In 2019 the return was confirmed and Jarry’s family took control again. This time, under the name of the production company “SACS”, carried by the second generation of the Fillol family. They were setting up the tournament as a Challenger, while the young tennis player’s career took off, along with another Chilean: Cristián Garin, champion in 2021.
But Jarry could not participate in that edition. He was banned from entering the facilities after testing positive in a doping control in the 2019 Davis Cup. At the beginning of the 2020 season he was notified that Ligandrol and Stanozolol, banned substances, had been found in his body. “This is one of the hardest moments I have ever faced in my life,” he said in a statement.
He received an outpouring of support from the tennis world. Even Rafael Nadal said he was putting his hands in the fire for Jarry’s innocence.

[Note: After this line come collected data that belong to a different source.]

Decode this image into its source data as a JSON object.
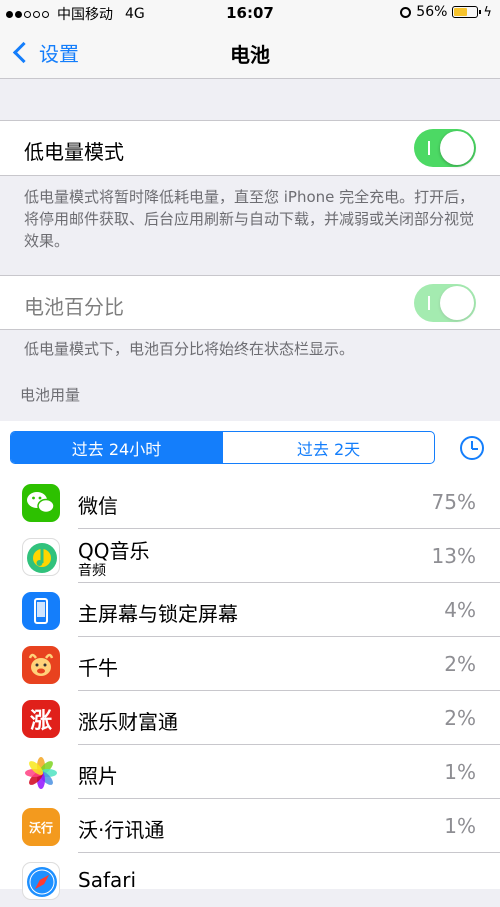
{
  "status_bar": {
    "carrier": "中国移动",
    "network": "4G",
    "time": "16:07",
    "battery_percent": "56%",
    "battery_level": 0.56
  },
  "nav": {
    "back_label": "设置",
    "title": "电池"
  },
  "low_power": {
    "label": "低电量模式",
    "on": true,
    "description": "低电量模式将暂时降低耗电量，直至您 iPhone 完全充电。打开后，将停用邮件获取、后台应用刷新与自动下载，并减弱或关闭部分视觉效果。"
  },
  "battery_percentage": {
    "label": "电池百分比",
    "on": true,
    "disabled": true,
    "description": "低电量模式下，电池百分比将始终在状态栏显示。"
  },
  "usage": {
    "header": "电池用量",
    "segments": [
      "过去 24小时",
      "过去 2天"
    ],
    "selected_segment": 0,
    "apps": [
      {
        "name": "微信",
        "sub": "",
        "percent": "75%",
        "icon": "wechat-icon",
        "color": "#2dc100"
      },
      {
        "name": "QQ音乐",
        "sub": "音频",
        "percent": "13%",
        "icon": "qqmusic-icon",
        "color": "#ffffff"
      },
      {
        "name": "主屏幕与锁定屏幕",
        "sub": "",
        "percent": "4%",
        "icon": "phone-icon",
        "color": "#147efb"
      },
      {
        "name": "千牛",
        "sub": "",
        "percent": "2%",
        "icon": "qianniu-icon",
        "color": "#e8421f"
      },
      {
        "name": "涨乐财富通",
        "sub": "",
        "percent": "2%",
        "icon": "zhangle-icon",
        "color": "#e0201a"
      },
      {
        "name": "照片",
        "sub": "",
        "percent": "1%",
        "icon": "photos-icon",
        "color": "#ffffff"
      },
      {
        "name": "沃·行讯通",
        "sub": "",
        "percent": "1%",
        "icon": "woxingxuntong-icon",
        "color": "#f39a1e"
      },
      {
        "name": "Safari",
        "sub": "",
        "percent": "",
        "icon": "safari-icon",
        "color": "#ffffff"
      }
    ]
  },
  "icon_glyphs": {
    "zhangle": "涨",
    "woxingxuntong": "沃行"
  }
}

Despite proving that he was not guilty (the supplement he ingested had been contaminated in the laboratory in Brazil) and not losing too many tournaments since several were cancelled due to the pandemic, Jarry disappeared in the ranking and had to start from scratch. He went back again to the Future tournaments and little by little he recovered his level.
“It took me to start again from scratch, which is very difficult. It gave me the opportunity to make changes that in other circumstances are more difficult to do. Since then I am happier on and off the court. I’ve grown a lot more and I’ve been able to get closer to my loved ones,” he told CLAY in an interview done in Australia in January.
“Mentally I did a reset. I changed everything in my life. I have new priorities: living in the present, enjoying family and friends, having a healthy life and constantly learning from mistakes and giving the best of myself. I’m moving forward,” he confessed at the time.
With the triumph in his hometown, and the semifinals in Rio de Janeiro (he lost to Carlos Alcaraz), the Chilean was on the verge of the top 50 in the world. Two years ago he had no ranking points. He is certainly is moving forward.